In the second quarter, the decline in GDP across all regions was between 27.6% and 34%, with the Mideast hit the hardest and the Rocky Mountain region the least. The combination of lockdowns in New York City and the dependence on manufacturing caused a 39.3% decline in the state of New York alone. But the lockdowns were far more detrimental to one industry in particular: tourism. Hawaii and Nevada, both heavily dependent on tourism, both saw declines in second-quarter GDP of 42.2%. Widespread flight and route cancellations further exacerbated the problem, with Las Vegas McCarran International Airport saw services suspended by the major airlines.
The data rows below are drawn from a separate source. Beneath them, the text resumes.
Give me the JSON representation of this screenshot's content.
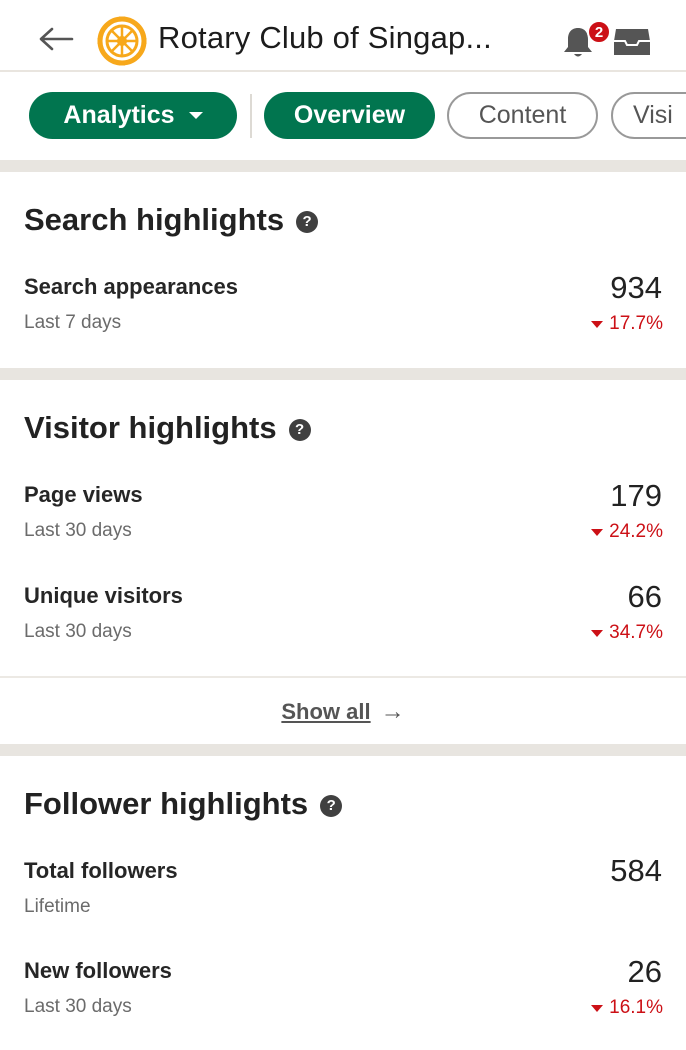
{
  "header": {
    "title": "Rotary Club of Singap...",
    "notification_count": "2",
    "icons": [
      "back-arrow-icon",
      "rotary-logo",
      "bell-icon",
      "inbox-icon"
    ]
  },
  "tabs": [
    {
      "label": "Analytics",
      "selected": true,
      "has_dropdown": true
    },
    {
      "label": "Overview",
      "selected": true
    },
    {
      "label": "Content",
      "selected": false
    },
    {
      "label": "Visi",
      "selected": false
    }
  ],
  "search_highlights": {
    "title": "Search highlights",
    "help": "?",
    "metrics": [
      {
        "label": "Search appearances",
        "period": "Last 7 days",
        "value": "934",
        "change": "17.7%",
        "direction": "down"
      }
    ]
  },
  "visitor_highlights": {
    "title": "Visitor highlights",
    "help": "?",
    "metrics": [
      {
        "label": "Page views",
        "period": "Last 30 days",
        "value": "179",
        "change": "24.2%",
        "direction": "down"
      },
      {
        "label": "Unique visitors",
        "period": "Last 30 days",
        "value": "66",
        "change": "34.7%",
        "direction": "down"
      }
    ],
    "show_all": "Show all",
    "show_all_arrow": "→"
  },
  "follower_highlights": {
    "title": "Follower highlights",
    "help": "?",
    "metrics": [
      {
        "label": "Total followers",
        "period": "Lifetime",
        "value": "584"
      },
      {
        "label": "New followers",
        "period": "Last 30 days",
        "value": "26",
        "change": "16.1%",
        "direction": "down"
      }
    ]
  },
  "colors": {
    "brand_green": "#01754f",
    "negative_red": "#cc1016",
    "rotary_gold": "#f7a81b"
  }
}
In the state of Delaware, where finance, insurance, and administration are dominant, a decline of only 21.9% was noted, the lowest of any state nationwide.

While the Rocky Mountain and Southwest regions fared somewhat better than most, imports plummeted dramatically between Q1 and Q2 2020. Oklahoma was one of the hardest hit states, experiencing a decline of nearly 30%, following Michigan and Hawaii at 47% and 64% respectfully. Dependence on the oil and gas industry in Oklahoma largely accounted for this spike. Because of the influx of medical supply shipments into New York due to the area being hit by COVID-19 both harder and earlier than most others, imports increased by 62% between Q1 and Q2.
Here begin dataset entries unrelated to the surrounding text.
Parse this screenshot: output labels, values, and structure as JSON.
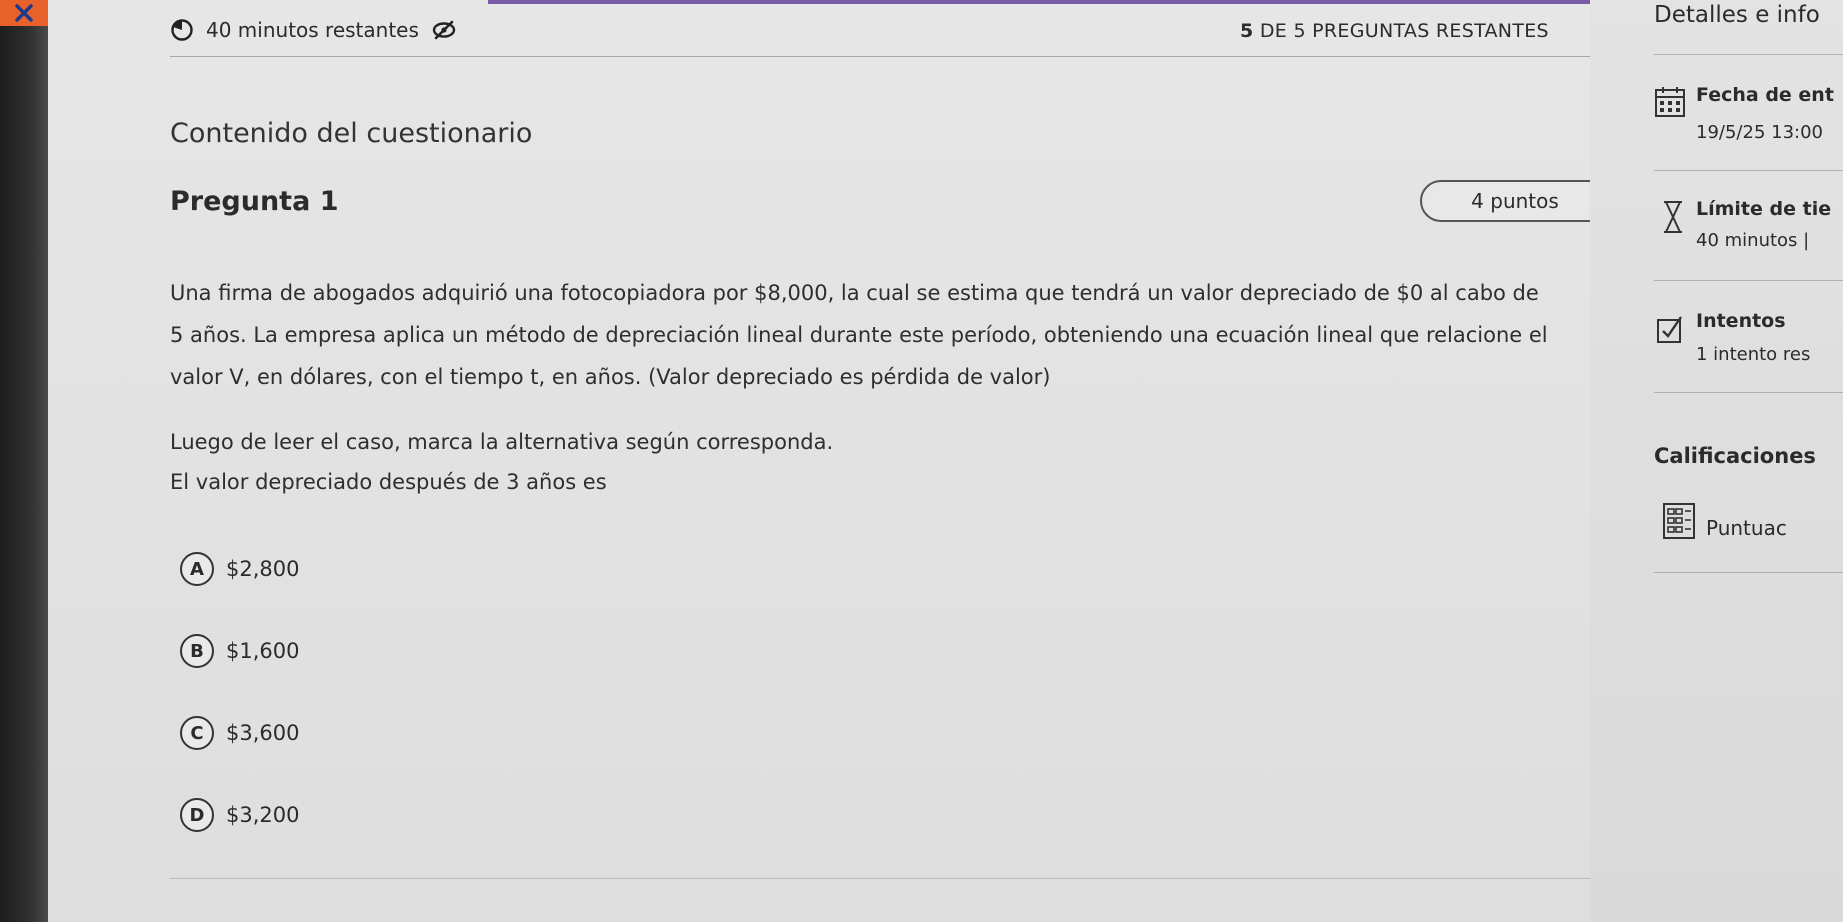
{
  "header": {
    "timer_text": "40 minutos restantes",
    "questions_remaining_count": "5",
    "questions_remaining_text": "DE 5 PREGUNTAS RESTANTES"
  },
  "main": {
    "section_title": "Contenido del cuestionario",
    "question": {
      "title": "Pregunta 1",
      "points": "4 puntos",
      "body_lines": [
        "Una firma de abogados adquirió una fotocopiadora por $8,000, la cual se estima que tendrá un valor depreciado de $0 al cabo de",
        "5 años. La empresa aplica un método de depreciación lineal durante este período, obteniendo una ecuación lineal que relacione el",
        "valor V, en dólares, con el tiempo t, en años. (Valor depreciado es pérdida de valor)"
      ],
      "instruction": "Luego de leer el caso, marca la alternativa según corresponda.",
      "prompt": "El valor depreciado después de 3 años es",
      "options": [
        {
          "letter": "A",
          "text": "$2,800"
        },
        {
          "letter": "B",
          "text": "$1,600"
        },
        {
          "letter": "C",
          "text": "$3,600"
        },
        {
          "letter": "D",
          "text": "$3,200"
        }
      ]
    }
  },
  "sidebar": {
    "title": "Detalles e info",
    "due_date_label": "Fecha de ent",
    "due_date_value": "19/5/25 13:00",
    "time_limit_label": "Límite de tie",
    "time_limit_value": "40 minutos |",
    "attempts_label": "Intentos",
    "attempts_value": "1 intento res",
    "grades_title": "Calificaciones",
    "score_label": "Puntuac"
  },
  "colors": {
    "accent_bar": "#7a5da8",
    "close_button": "#e8602a"
  },
  "icons": [
    "close-icon",
    "timer-icon",
    "visibility-off-icon",
    "calendar-icon",
    "hourglass-icon",
    "checkbox-icon",
    "gradebook-icon"
  ]
}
Exports among regions comprising goods and services saw declines nationwide. Southeast and Southwest regions saw the biggest drops, with the Great Lakes close behind. In Michigan, the decline in output from the automotive industry drove exports down regionally, while oil and gas exports in Oklahoma and Texas remained the driving force in the Southwest. Reliance on the aerospace industry, specifically in South Carolina, hit the Southeast.
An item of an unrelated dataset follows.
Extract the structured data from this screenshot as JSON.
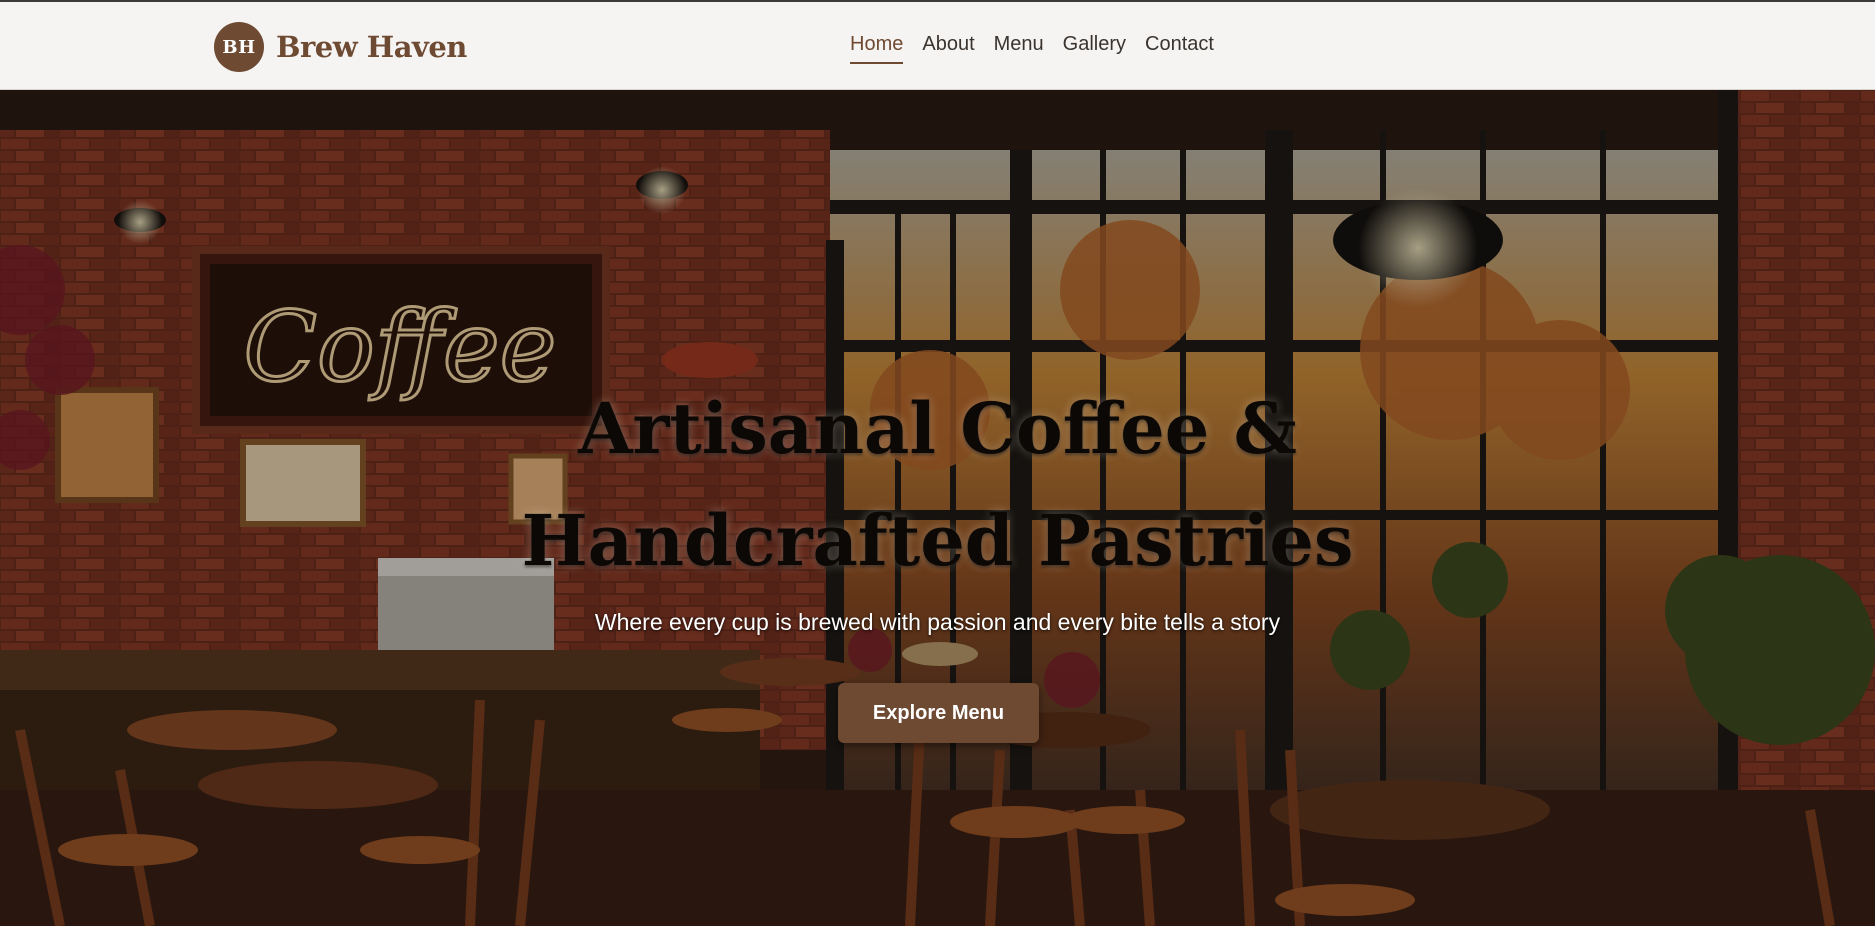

Lockdowns created a one-two punch in regions heavily dependent on the oil and gas industries as international agreements among the largest exporters worldwide came to an impasse. In an effort to create instability, Russia flooded the international oil market, causing a glut that drove prices down significantly. Saudi Arabia and other OPEC nations followed, plunging prices on commodities, futures, and forwards. In mid-April, the futures contract on May 2020 West Texas Intermediate tumbled to -$37.63 per barrel. This meant that not only was the future oil considered “free,” traders were paying buyers to take on the glut of inventory as storage reached capacity.

The collapse left many companies in the industry unable to service their debt obligations, as the assumption over the last two decades was that oil prices would not dip below $30-$40 per barrel indefinitely. Bankruptcy restructuring became a norm over the summer, with Oklahoma’s own Chesapeake Energy being one of them. Estimates showed over $2 billion in losses to Oklahoma energy companies in the second quarter alone. Sandridge Energy CEO Carl Giesler called it, “arguably the most challenging in the history of the oil and gas business.” Oklahoma oil and gas gross production tax collections were down 71.6% or $57.8 million dollars in July 2020 alone, according to the Office of the State Treasurer.

Long-term ramifications of the first set of lockdowns due to the COVID-19 pandemic in the spring of 2020 will continue to impact regions nationwide for years and possibly decades to come. Although oil prices have stabilized around $40 per barrel, it remains down over 30% from the pre-pandemic prices of around $60 per barrel, further affecting international trade and commerce.

As COVID cases and hospitalizations nationwide this week are the highest since the start of the pandemic and appear to be steadily rising, the likelihood of another round of lockdowns cannot be ignored. As policymakers consider how to combat this new spike in the pandemic, it is essential that data and analysis from the first round of lockdowns be included in the consideration to ensure less of an impact on the regional, national, and global economies.